In Summer and Winter, each block has 4 threads, and, with an 8 shaft loom, I can have 6 blocks.

Here's the profile threading draft:


As you can see, there's a start, a repeat (3 times), and a finish.

The numbers at the far right are the count of each block in the repeat.

I then totaled up the number of blocks for threading:

blocks
start/end pattern  total
A   2     6
B   7     21
C   4     12
D   6     18
E 4 4     16
F 9 9     36

Then created a table with the count of each heddle per shaft used in each block, and did the SUMPRODUCT thing with the total number of blocks and the heddle count within each block.

Heddles per shaft
1 2 3 4 5 6 7 8
A 1 1 2          
B 1 1   2        
C 1 1     2      
D 1 1       2    
E 1 1         2  
F 1 1           2
109 109 12 42 24 36 32 72

So, 109 heddles each on shafts 1 and 2 and much fewer on the other 6.  Which says I don't have to move any around, and can get to beaming on and threading.

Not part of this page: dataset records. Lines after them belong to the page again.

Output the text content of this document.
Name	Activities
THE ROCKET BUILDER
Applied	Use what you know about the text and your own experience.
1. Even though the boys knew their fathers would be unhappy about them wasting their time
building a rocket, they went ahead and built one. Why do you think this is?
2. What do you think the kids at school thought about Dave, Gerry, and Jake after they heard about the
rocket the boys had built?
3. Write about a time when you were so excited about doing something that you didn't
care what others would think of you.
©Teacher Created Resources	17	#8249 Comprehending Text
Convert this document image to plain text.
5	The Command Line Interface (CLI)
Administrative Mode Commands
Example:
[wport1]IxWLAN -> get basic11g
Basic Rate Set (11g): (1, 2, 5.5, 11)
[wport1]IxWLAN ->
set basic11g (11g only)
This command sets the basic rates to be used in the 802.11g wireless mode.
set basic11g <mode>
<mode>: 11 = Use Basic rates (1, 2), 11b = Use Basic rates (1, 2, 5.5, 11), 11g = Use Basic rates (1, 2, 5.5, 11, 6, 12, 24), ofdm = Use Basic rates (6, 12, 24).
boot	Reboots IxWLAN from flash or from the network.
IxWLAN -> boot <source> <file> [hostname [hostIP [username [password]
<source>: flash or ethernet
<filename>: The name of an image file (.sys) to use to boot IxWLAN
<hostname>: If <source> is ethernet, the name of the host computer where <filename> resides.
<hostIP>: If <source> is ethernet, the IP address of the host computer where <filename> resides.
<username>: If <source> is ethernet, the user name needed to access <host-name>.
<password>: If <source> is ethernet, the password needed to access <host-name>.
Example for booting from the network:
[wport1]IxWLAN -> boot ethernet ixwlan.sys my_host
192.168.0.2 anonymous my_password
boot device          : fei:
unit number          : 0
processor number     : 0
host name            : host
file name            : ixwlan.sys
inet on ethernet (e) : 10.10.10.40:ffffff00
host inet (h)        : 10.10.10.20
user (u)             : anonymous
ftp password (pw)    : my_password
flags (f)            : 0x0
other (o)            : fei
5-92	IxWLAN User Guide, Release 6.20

I also had to do calculations to work out how to get complete pattern repeats in the width and length - there are 128 threads in the pattern repeat, and I wanted to weave 22" wide.  It worked out to 20 epi (sett, ends/threads per inch), including a selvage.  There was a bit of modeling to work that out, also accomplished via Excel.  There will be 3 pattern repeats width-wise and 5 length-wise.